Both groups exhibited marked elevations in IL-6 at week 1, but no differences between groups were found. Moreover, no differences between groups in ACTH, cortisol, or IL-6 responses were found during chronic IFN-α therapy (weeks 2–12), either before or immediately after IFN-α administration. During chronic treatment, IFN-α administration no longer elicited a significant ACTH or cortisol response, and IL-6 responses were markedly reduced (
Figure 1 depicts week 8 as a representative visit during chronic IFN-α therapy).
Discussion
The results indicate that the HPA axis response to the initial injection of IFN-α reveals a vulnerability to IFN-α-induced mood disorder, possibly related to sensitized CRF pathways. This vulnerability also appears to be associated with subclinical behavioral symptoms before starting IFN-α, as revealed by the correlation between HPA axis responses to IFN-α and Hamilton depression scale scores at baseline.
Without a placebo comparison, it remains possible that the HPA axis hyperresponsiveness to the initial injection of IFN-α seen in patients who developed depression may represent a more generalized (i.e., not immune-specific) hyperresponsiveness to stress independent of IFN-α. The equivalent initial IL-6 responses to IFN-α in both groups support this notion.

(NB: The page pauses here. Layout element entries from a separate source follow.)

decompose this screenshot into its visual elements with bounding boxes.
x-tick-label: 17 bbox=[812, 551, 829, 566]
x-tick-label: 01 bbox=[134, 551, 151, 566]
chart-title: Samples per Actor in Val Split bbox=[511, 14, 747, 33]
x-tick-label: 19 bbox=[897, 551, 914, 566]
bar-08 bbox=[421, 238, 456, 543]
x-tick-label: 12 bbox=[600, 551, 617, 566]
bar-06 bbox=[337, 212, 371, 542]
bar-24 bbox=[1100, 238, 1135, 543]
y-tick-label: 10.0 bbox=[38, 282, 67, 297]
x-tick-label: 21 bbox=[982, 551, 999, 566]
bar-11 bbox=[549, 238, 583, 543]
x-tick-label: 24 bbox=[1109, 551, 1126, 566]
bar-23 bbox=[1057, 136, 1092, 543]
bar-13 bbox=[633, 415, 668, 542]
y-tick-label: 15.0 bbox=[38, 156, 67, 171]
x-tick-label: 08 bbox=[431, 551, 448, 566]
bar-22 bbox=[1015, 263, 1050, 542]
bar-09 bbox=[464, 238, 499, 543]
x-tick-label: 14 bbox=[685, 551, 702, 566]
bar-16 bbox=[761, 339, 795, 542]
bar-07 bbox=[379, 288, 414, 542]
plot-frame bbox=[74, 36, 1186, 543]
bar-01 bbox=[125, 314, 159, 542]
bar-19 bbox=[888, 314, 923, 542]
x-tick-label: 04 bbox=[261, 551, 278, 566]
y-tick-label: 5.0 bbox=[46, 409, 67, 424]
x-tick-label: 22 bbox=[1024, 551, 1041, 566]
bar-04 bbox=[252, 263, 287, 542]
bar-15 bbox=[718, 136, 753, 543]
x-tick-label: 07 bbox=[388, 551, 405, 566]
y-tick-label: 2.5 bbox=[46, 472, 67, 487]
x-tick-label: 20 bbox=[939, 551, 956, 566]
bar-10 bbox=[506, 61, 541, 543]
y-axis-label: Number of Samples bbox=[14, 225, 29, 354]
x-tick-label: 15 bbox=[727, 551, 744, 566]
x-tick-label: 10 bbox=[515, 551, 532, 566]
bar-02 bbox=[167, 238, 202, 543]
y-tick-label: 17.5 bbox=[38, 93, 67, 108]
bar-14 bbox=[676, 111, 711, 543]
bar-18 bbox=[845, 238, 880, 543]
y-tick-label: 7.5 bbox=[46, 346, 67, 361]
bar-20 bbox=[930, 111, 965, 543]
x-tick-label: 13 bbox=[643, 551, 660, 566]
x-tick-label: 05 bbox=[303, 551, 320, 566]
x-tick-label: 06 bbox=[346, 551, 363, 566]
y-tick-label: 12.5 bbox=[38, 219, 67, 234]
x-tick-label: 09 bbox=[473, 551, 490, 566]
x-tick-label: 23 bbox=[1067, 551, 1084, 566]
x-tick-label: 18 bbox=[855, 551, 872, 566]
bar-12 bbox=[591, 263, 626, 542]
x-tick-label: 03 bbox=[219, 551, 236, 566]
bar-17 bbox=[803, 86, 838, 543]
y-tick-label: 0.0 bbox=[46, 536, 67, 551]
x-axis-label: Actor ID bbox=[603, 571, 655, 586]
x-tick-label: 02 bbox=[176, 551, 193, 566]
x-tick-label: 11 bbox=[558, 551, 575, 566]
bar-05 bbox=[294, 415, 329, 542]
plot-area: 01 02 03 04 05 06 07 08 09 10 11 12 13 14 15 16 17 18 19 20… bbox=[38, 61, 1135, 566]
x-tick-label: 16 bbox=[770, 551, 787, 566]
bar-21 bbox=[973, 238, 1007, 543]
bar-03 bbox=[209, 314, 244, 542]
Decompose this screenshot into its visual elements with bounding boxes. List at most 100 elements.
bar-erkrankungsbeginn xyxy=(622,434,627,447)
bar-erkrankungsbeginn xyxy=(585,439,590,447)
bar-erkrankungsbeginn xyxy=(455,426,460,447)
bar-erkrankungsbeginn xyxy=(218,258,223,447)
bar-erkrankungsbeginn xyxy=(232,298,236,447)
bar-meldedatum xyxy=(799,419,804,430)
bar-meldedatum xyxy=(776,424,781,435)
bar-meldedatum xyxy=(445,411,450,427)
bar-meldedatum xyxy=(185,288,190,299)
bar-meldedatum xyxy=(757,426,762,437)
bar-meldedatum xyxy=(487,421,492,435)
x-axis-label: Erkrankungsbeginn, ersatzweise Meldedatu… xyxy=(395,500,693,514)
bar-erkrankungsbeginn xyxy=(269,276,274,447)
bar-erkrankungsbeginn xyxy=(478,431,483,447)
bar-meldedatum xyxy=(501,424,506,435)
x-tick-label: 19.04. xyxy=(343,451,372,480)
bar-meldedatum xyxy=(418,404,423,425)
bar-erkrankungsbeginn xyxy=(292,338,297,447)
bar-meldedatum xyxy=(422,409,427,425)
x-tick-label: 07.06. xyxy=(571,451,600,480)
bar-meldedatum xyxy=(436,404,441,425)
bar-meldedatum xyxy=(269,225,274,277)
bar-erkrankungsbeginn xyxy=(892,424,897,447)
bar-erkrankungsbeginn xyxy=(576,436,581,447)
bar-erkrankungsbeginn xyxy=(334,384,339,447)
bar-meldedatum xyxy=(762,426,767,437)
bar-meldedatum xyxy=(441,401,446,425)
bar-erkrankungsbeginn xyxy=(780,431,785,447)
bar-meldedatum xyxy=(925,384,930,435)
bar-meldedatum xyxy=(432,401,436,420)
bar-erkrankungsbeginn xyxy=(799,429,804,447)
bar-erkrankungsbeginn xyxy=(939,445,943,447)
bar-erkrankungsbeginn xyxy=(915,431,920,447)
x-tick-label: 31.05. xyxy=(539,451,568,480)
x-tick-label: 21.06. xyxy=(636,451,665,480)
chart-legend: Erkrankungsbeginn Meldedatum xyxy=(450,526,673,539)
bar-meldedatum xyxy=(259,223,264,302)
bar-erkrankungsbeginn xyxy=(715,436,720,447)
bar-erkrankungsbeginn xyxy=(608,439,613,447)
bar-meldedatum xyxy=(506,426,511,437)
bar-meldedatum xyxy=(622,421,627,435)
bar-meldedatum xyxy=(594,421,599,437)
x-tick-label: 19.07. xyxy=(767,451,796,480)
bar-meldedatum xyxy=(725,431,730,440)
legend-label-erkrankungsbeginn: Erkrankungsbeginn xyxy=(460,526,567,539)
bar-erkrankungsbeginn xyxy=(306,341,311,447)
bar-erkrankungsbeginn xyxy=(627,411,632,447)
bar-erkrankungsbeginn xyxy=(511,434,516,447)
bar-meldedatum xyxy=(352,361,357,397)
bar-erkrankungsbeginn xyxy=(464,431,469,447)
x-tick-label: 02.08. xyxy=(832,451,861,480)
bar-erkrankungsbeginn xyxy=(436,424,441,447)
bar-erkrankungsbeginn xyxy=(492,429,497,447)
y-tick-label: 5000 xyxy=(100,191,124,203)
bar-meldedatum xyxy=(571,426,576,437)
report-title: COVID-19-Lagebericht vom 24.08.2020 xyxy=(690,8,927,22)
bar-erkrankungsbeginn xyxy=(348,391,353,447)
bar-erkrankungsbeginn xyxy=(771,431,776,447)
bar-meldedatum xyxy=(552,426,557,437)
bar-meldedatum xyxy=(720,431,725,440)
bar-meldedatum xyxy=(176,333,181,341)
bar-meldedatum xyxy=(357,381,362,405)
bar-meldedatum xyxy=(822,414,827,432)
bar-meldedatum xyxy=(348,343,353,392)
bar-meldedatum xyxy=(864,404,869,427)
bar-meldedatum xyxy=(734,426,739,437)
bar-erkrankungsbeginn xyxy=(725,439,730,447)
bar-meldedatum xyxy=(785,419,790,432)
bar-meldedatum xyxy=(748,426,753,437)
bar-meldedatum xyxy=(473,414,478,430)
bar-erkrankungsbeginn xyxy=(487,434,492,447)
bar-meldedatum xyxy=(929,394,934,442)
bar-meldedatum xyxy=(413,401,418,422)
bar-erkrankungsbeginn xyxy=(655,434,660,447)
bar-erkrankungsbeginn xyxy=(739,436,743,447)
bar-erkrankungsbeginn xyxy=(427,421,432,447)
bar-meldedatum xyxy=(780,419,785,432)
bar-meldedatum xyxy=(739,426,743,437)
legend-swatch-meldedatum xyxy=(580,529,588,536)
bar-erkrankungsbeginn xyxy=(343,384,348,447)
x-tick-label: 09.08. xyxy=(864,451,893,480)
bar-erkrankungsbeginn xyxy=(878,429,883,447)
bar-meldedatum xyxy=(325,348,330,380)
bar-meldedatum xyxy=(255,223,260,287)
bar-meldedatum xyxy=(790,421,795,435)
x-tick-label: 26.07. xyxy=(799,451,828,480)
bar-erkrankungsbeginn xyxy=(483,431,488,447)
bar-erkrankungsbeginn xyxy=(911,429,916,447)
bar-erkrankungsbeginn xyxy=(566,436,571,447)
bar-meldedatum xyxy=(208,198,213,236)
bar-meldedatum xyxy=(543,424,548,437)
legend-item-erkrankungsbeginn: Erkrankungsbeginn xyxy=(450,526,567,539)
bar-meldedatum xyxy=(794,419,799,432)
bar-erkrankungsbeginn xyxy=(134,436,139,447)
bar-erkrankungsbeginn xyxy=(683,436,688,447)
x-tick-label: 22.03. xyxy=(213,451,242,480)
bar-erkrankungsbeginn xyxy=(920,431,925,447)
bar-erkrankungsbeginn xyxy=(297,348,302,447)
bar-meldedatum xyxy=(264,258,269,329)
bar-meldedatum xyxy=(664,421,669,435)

Hyperactivity of the HPA axis in response to stress has been identified in other groups of individuals who are at high risk for neuropsychiatric disorders. For example, a group of individuals exposed to early life stress who exhibited a high rate of major depression also exhibited significantly higher pituitary-adrenal responses to a psychosocial laboratory stressor than control subjects
(6). These findings are believed to represent sensitization of CNS CRF pathways, on the basis of animal studies indicating an association among early maternal separation, increased hypothalamic CRF mRNA expression, higher ACTH and corticosterone responses to restraint stress, and increased depressive-like behavior in adulthood
(7).
HPA axis hyperresponsiveness to the first administration of IFN-α was closely associated with development of mood and cognitive changes but not neurovegetative and somatic symptoms during later stages of IFN-α therapy. Interestingly, mood and cognitive changes during IFN-α therapy were most responsive to treatment with paroxetine
(1), suggesting that stress reactivity and CRF may be more relevant to vulnerability to cytokine-induced depression and its treatment with antidepressants than other aspects of sickness such as fatigue, anorexia, and pain
(1).
In conclusion, these preliminary findings generate new hypotheses regarding the pathophysiology of mood disorders in the context of immune activation. Nevertheless, because of the small number of subjects in the present study, these findings warrant replication in a larger group of patients undergoing IFN-α therapy.